# And so it begins, fly edition.



## Catherder (Aug 2, 2008)

I didn't want to put slimer pictures on SS's warmwater thread, so I figured I'd start my own over here. The bug in the middle of the first picture basically says it all.



Since some dude in the stream access thread was concerned that stream access advocates couldn't catch any fish, I figured I'd post a sampling from today to insure him that we can indeed catch plenty of fish anywhere and our advocacy is based on other reasons. ;-)















Even though the softwater season has now begun, I still hope to get one or two ice fishing trips in, if time allows. What is wrong with me? :noidea:


----------



## trout bum (Oct 5, 2010)

SA advocates can't catch fish? I'm gonna have to go read that one. Nice fish and bugs!


----------



## GaryFish (Sep 7, 2007)

Might just be the best fish pictures you've posted! Not a bobber in any of them! 

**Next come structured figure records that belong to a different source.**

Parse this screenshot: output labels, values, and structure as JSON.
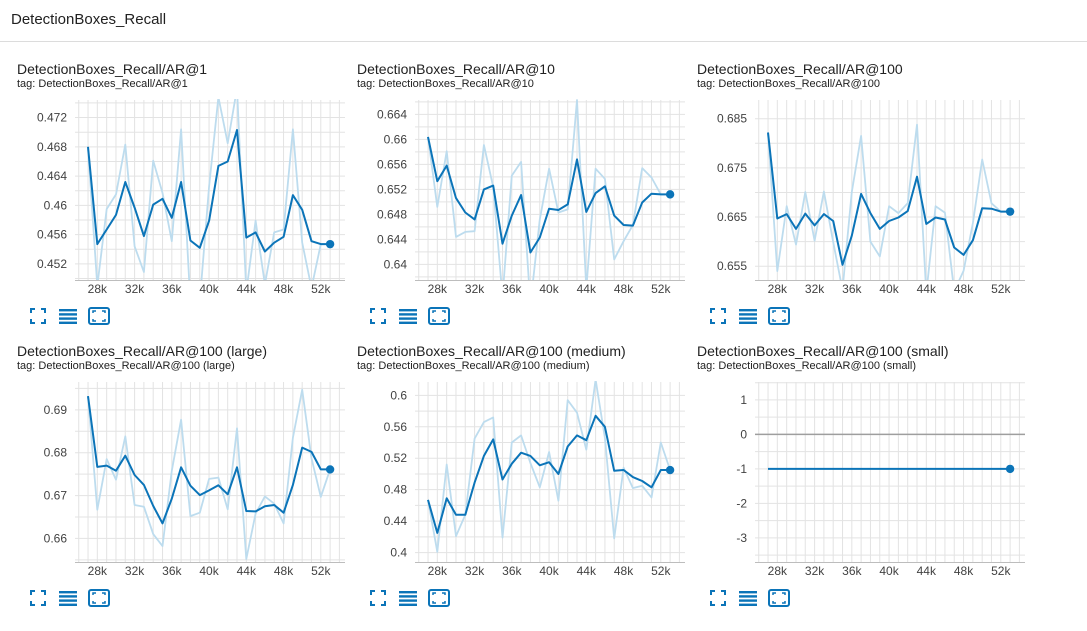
{
  "header": {
    "title": "DetectionBoxes_Recall"
  },
  "accent_color": "#0b74b8",
  "raw_color": "#bddcee",
  "toolbar_icons": [
    "fullscreen-icon",
    "data-table-icon",
    "fit-domain-icon"
  ],
  "cards": [
    {
      "title": "DetectionBoxes_Recall/AR@1",
      "tag": "tag: DetectionBoxes_Recall/AR@1",
      "x_ticks": [
        "28k",
        "32k",
        "36k",
        "40k",
        "44k",
        "48k",
        "52k"
      ],
      "y_ticks": [
        "0.472",
        "0.468",
        "0.464",
        "0.46",
        "0.456",
        "0.452"
      ],
      "chart_data": {
        "type": "line",
        "title": "DetectionBoxes_Recall/AR@1",
        "xlim": [
          25600,
          54600
        ],
        "ylim": [
          0.4498,
          0.4744
        ],
        "x_tick_values": [
          28000,
          32000,
          36000,
          40000,
          44000,
          48000,
          52000
        ],
        "y_tick_values": [
          0.472,
          0.468,
          0.464,
          0.46,
          0.456,
          0.452
        ],
        "series": [
          {
            "x": [
              27000,
              28000,
              29000,
              30000,
              31000,
              32000,
              33000,
              34000,
              35000,
              36000,
              37000,
              38000,
              39000,
              40000,
              41000,
              42000,
              43000,
              44000,
              45000,
              46000,
              47000,
              48000,
              49000,
              50000,
              51000,
              52000,
              53000
            ],
            "y": [
              0.468,
              0.4547,
              0.4567,
              0.4587,
              0.4632,
              0.4597,
              0.4558,
              0.4601,
              0.4609,
              0.4583,
              0.4632,
              0.4552,
              0.4542,
              0.4579,
              0.4654,
              0.466,
              0.4703,
              0.4556,
              0.4563,
              0.4537,
              0.4549,
              0.4557,
              0.4614,
              0.4594,
              0.4551,
              0.4547,
              0.4547
            ]
          },
          {
            "x": [
              27000,
              28000,
              29000,
              30000,
              31000,
              32000,
              33000,
              34000,
              35000,
              36000,
              37000,
              38000,
              39000,
              40000,
              41000,
              42000,
              43000,
              44000,
              45000,
              46000,
              47000,
              48000,
              49000,
              50000,
              51000,
              52000,
              53000
            ],
            "y": [
              0.4678,
              0.449,
              0.4595,
              0.4615,
              0.4683,
              0.4544,
              0.4509,
              0.4661,
              0.4617,
              0.4551,
              0.4704,
              0.4466,
              0.4469,
              0.4626,
              0.4748,
              0.4685,
              0.476,
              0.4482,
              0.4579,
              0.4492,
              0.4563,
              0.4567,
              0.4704,
              0.4549,
              0.4487,
              0.4547,
              0.4547
            ]
          }
        ]
      }
    },
    {
      "title": "DetectionBoxes_Recall/AR@10",
      "tag": "tag: DetectionBoxes_Recall/AR@10",
      "x_ticks": [
        "28k",
        "32k",
        "36k",
        "40k",
        "44k",
        "48k",
        "52k"
      ],
      "y_ticks": [
        "0.664",
        "0.66",
        "0.656",
        "0.652",
        "0.648",
        "0.644",
        "0.64"
      ],
      "chart_data": {
        "type": "line",
        "title": "DetectionBoxes_Recall/AR@10",
        "xlim": [
          25600,
          54600
        ],
        "ylim": [
          0.6375,
          0.6663
        ],
        "x_tick_values": [
          28000,
          32000,
          36000,
          40000,
          44000,
          48000,
          52000
        ],
        "y_tick_values": [
          0.664,
          0.66,
          0.656,
          0.652,
          0.648,
          0.644,
          0.64
        ],
        "series": [
          {
            "x": [
              27000,
              28000,
              29000,
              30000,
              31000,
              32000,
              33000,
              34000,
              35000,
              36000,
              37000,
              38000,
              39000,
              40000,
              41000,
              42000,
              43000,
              44000,
              45000,
              46000,
              47000,
              48000,
              49000,
              50000,
              51000,
              52000,
              53000
            ],
            "y": [
              0.6604,
              0.6533,
              0.6558,
              0.6506,
              0.6483,
              0.6472,
              0.652,
              0.6526,
              0.6433,
              0.6478,
              0.6511,
              0.6419,
              0.6443,
              0.6489,
              0.6487,
              0.6496,
              0.6568,
              0.6484,
              0.6514,
              0.6525,
              0.6478,
              0.6463,
              0.6462,
              0.6499,
              0.6513,
              0.6512,
              0.6512
            ]
          },
          {
            "x": [
              27000,
              28000,
              29000,
              30000,
              31000,
              32000,
              33000,
              34000,
              35000,
              36000,
              37000,
              38000,
              39000,
              40000,
              41000,
              42000,
              43000,
              44000,
              45000,
              46000,
              47000,
              48000,
              49000,
              50000,
              51000,
              52000,
              53000
            ],
            "y": [
              0.6604,
              0.6492,
              0.6581,
              0.6444,
              0.6452,
              0.6453,
              0.6591,
              0.6524,
              0.6348,
              0.6542,
              0.6564,
              0.6335,
              0.6472,
              0.6553,
              0.6483,
              0.6488,
              0.6663,
              0.6361,
              0.6553,
              0.6537,
              0.6408,
              0.6437,
              0.6463,
              0.6554,
              0.6539,
              0.6512,
              0.6512
            ]
          }
        ]
      }
    },
    {
      "title": "DetectionBoxes_Recall/AR@100",
      "tag": "tag: DetectionBoxes_Recall/AR@100",
      "x_ticks": [
        "28k",
        "32k",
        "36k",
        "40k",
        "44k",
        "48k",
        "52k"
      ],
      "y_ticks": [
        "0.685",
        "0.675",
        "0.665",
        "0.655"
      ],
      "chart_data": {
        "type": "line",
        "title": "DetectionBoxes_Recall/AR@100",
        "xlim": [
          25600,
          54600
        ],
        "ylim": [
          0.6522,
          0.6888
        ],
        "x_tick_values": [
          28000,
          32000,
          36000,
          40000,
          44000,
          48000,
          52000
        ],
        "y_tick_values": [
          0.685,
          0.675,
          0.665,
          0.655
        ],
        "series": [
          {
            "x": [
              27000,
              28000,
              29000,
              30000,
              31000,
              32000,
              33000,
              34000,
              35000,
              36000,
              37000,
              38000,
              39000,
              40000,
              41000,
              42000,
              43000,
              44000,
              45000,
              46000,
              47000,
              48000,
              49000,
              50000,
              51000,
              52000,
              53000
            ],
            "y": [
              0.6822,
              0.6647,
              0.6656,
              0.6626,
              0.6657,
              0.6633,
              0.6656,
              0.6642,
              0.6553,
              0.6612,
              0.6697,
              0.6658,
              0.6626,
              0.6642,
              0.6649,
              0.6662,
              0.6732,
              0.6636,
              0.6649,
              0.6645,
              0.6588,
              0.6573,
              0.6603,
              0.6668,
              0.6667,
              0.6661,
              0.6661
            ]
          },
          {
            "x": [
              27000,
              28000,
              29000,
              30000,
              31000,
              32000,
              33000,
              34000,
              35000,
              36000,
              37000,
              38000,
              39000,
              40000,
              41000,
              42000,
              43000,
              44000,
              45000,
              46000,
              47000,
              48000,
              49000,
              50000,
              51000,
              52000,
              53000
            ],
            "y": [
              0.6822,
              0.654,
              0.6672,
              0.6594,
              0.6701,
              0.6602,
              0.6702,
              0.6599,
              0.6502,
              0.6701,
              0.6815,
              0.66,
              0.657,
              0.6672,
              0.6658,
              0.6678,
              0.6838,
              0.6495,
              0.6672,
              0.6659,
              0.6499,
              0.6541,
              0.6638,
              0.6767,
              0.6678,
              0.6661,
              0.6661
            ]
          }
        ]
      }
    },
    {
      "title": "DetectionBoxes_Recall/AR@100 (large)",
      "tag": "tag: DetectionBoxes_Recall/AR@100 (large)",
      "x_ticks": [
        "28k",
        "32k",
        "36k",
        "40k",
        "44k",
        "48k",
        "52k"
      ],
      "y_ticks": [
        "0.69",
        "0.68",
        "0.67",
        "0.66"
      ],
      "chart_data": {
        "type": "line",
        "title": "DetectionBoxes_Recall/AR@100 (large)",
        "xlim": [
          25600,
          54600
        ],
        "ylim": [
          0.6545,
          0.6965
        ],
        "x_tick_values": [
          28000,
          32000,
          36000,
          40000,
          44000,
          48000,
          52000
        ],
        "y_tick_values": [
          0.69,
          0.68,
          0.67,
          0.66
        ],
        "series": [
          {
            "x": [
              27000,
              28000,
              29000,
              30000,
              31000,
              32000,
              33000,
              34000,
              35000,
              36000,
              37000,
              38000,
              39000,
              40000,
              41000,
              42000,
              43000,
              44000,
              45000,
              46000,
              47000,
              48000,
              49000,
              50000,
              51000,
              52000,
              53000
            ],
            "y": [
              0.6932,
              0.6767,
              0.677,
              0.6758,
              0.6793,
              0.6748,
              0.6725,
              0.6676,
              0.6635,
              0.6693,
              0.6766,
              0.6723,
              0.6701,
              0.6712,
              0.6724,
              0.6703,
              0.6766,
              0.6664,
              0.6663,
              0.6675,
              0.6678,
              0.666,
              0.6725,
              0.6812,
              0.6802,
              0.6761,
              0.6761
            ]
          },
          {
            "x": [
              27000,
              28000,
              29000,
              30000,
              31000,
              32000,
              33000,
              34000,
              35000,
              36000,
              37000,
              38000,
              39000,
              40000,
              41000,
              42000,
              43000,
              44000,
              45000,
              46000,
              47000,
              48000,
              49000,
              50000,
              51000,
              52000,
              53000
            ],
            "y": [
              0.6932,
              0.6667,
              0.6785,
              0.6737,
              0.6838,
              0.6678,
              0.6674,
              0.661,
              0.6582,
              0.6758,
              0.6877,
              0.6652,
              0.666,
              0.6739,
              0.6742,
              0.6668,
              0.6857,
              0.6552,
              0.6658,
              0.6698,
              0.6681,
              0.6635,
              0.6835,
              0.6947,
              0.6787,
              0.6697,
              0.6761
            ]
          }
        ]
      }
    },
    {
      "title": "DetectionBoxes_Recall/AR@100 (medium)",
      "tag": "tag: DetectionBoxes_Recall/AR@100 (medium)",
      "x_ticks": [
        "28k",
        "32k",
        "36k",
        "40k",
        "44k",
        "48k",
        "52k"
      ],
      "y_ticks": [
        "0.6",
        "0.56",
        "0.52",
        "0.48",
        "0.44",
        "0.4"
      ],
      "chart_data": {
        "type": "line",
        "title": "DetectionBoxes_Recall/AR@100 (medium)",
        "xlim": [
          25600,
          54600
        ],
        "ylim": [
          0.388,
          0.617
        ],
        "x_tick_values": [
          28000,
          32000,
          36000,
          40000,
          44000,
          48000,
          52000
        ],
        "y_tick_values": [
          0.6,
          0.56,
          0.52,
          0.48,
          0.44,
          0.4
        ],
        "series": [
          {
            "x": [
              27000,
              28000,
              29000,
              30000,
              31000,
              32000,
              33000,
              34000,
              35000,
              36000,
              37000,
              38000,
              39000,
              40000,
              41000,
              42000,
              43000,
              44000,
              45000,
              46000,
              47000,
              48000,
              49000,
              50000,
              51000,
              52000,
              53000
            ],
            "y": [
              0.467,
              0.425,
              0.469,
              0.448,
              0.448,
              0.489,
              0.523,
              0.544,
              0.493,
              0.513,
              0.527,
              0.523,
              0.511,
              0.515,
              0.5,
              0.535,
              0.549,
              0.543,
              0.574,
              0.56,
              0.504,
              0.505,
              0.496,
              0.491,
              0.483,
              0.505,
              0.505
            ]
          },
          {
            "x": [
              27000,
              28000,
              29000,
              30000,
              31000,
              32000,
              33000,
              34000,
              35000,
              36000,
              37000,
              38000,
              39000,
              40000,
              41000,
              42000,
              43000,
              44000,
              45000,
              46000,
              47000,
              48000,
              49000,
              50000,
              51000,
              52000,
              53000
            ],
            "y": [
              0.467,
              0.401,
              0.512,
              0.421,
              0.448,
              0.545,
              0.566,
              0.572,
              0.419,
              0.54,
              0.549,
              0.514,
              0.483,
              0.528,
              0.466,
              0.594,
              0.578,
              0.531,
              0.62,
              0.546,
              0.418,
              0.508,
              0.482,
              0.485,
              0.47,
              0.54,
              0.505
            ]
          }
        ]
      }
    },
    {
      "title": "DetectionBoxes_Recall/AR@100 (small)",
      "tag": "tag: DetectionBoxes_Recall/AR@100 (small)",
      "x_ticks": [
        "28k",
        "32k",
        "36k",
        "40k",
        "44k",
        "48k",
        "52k"
      ],
      "y_ticks": [
        "1",
        "0",
        "-1",
        "-2",
        "-3"
      ],
      "chart_data": {
        "type": "line",
        "title": "DetectionBoxes_Recall/AR@100 (small)",
        "xlim": [
          25600,
          54600
        ],
        "ylim": [
          -3.7,
          1.52
        ],
        "x_tick_values": [
          28000,
          32000,
          36000,
          40000,
          44000,
          48000,
          52000
        ],
        "y_tick_values": [
          1,
          0,
          -1,
          -2,
          -3
        ],
        "zero_line": true,
        "series": [
          {
            "x": [
              27000,
              53000
            ],
            "y": [
              -1,
              -1
            ]
          }
        ]
      }
    }
  ]
}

I LOVE the color on that first rainbow. Thanks for sharing these! Very cool!


----------



## Springville Shooter (Oct 15, 2010)

Heck, you can put pics like those on any thread of mine anytime. Fantastic fish! I was fishing a river up north today and the hatch was unbelievable. Early spring fishing is like a new life-breath for me at the end of winter.---------SS


----------



## Fishracer (Mar 2, 2009)

Nice fish! Just curious as i dont fly fish, but have heard a lot about bugs on these forms. What kind of bug is that? Midge? BWO? I have seen them out fishing before.


----------



## Catherder (Aug 2, 2008)

Fishracer said:


> Nice fish! Just curious as i dont fly fish, but have heard a lot about bugs on these forms. What kind of bug is that? Midge? BWO? I have seen them out fishing before.


The bug in the center is a blue wing olive mayfly. The one on the rock in the upper left corner is a midge.


----------



## Fishracer (Mar 2, 2009)

Catherder said:


> The bug in the center is a blue wing olive mayfly. The one on the rock in the upper left corner is a midge.


Thank you


----------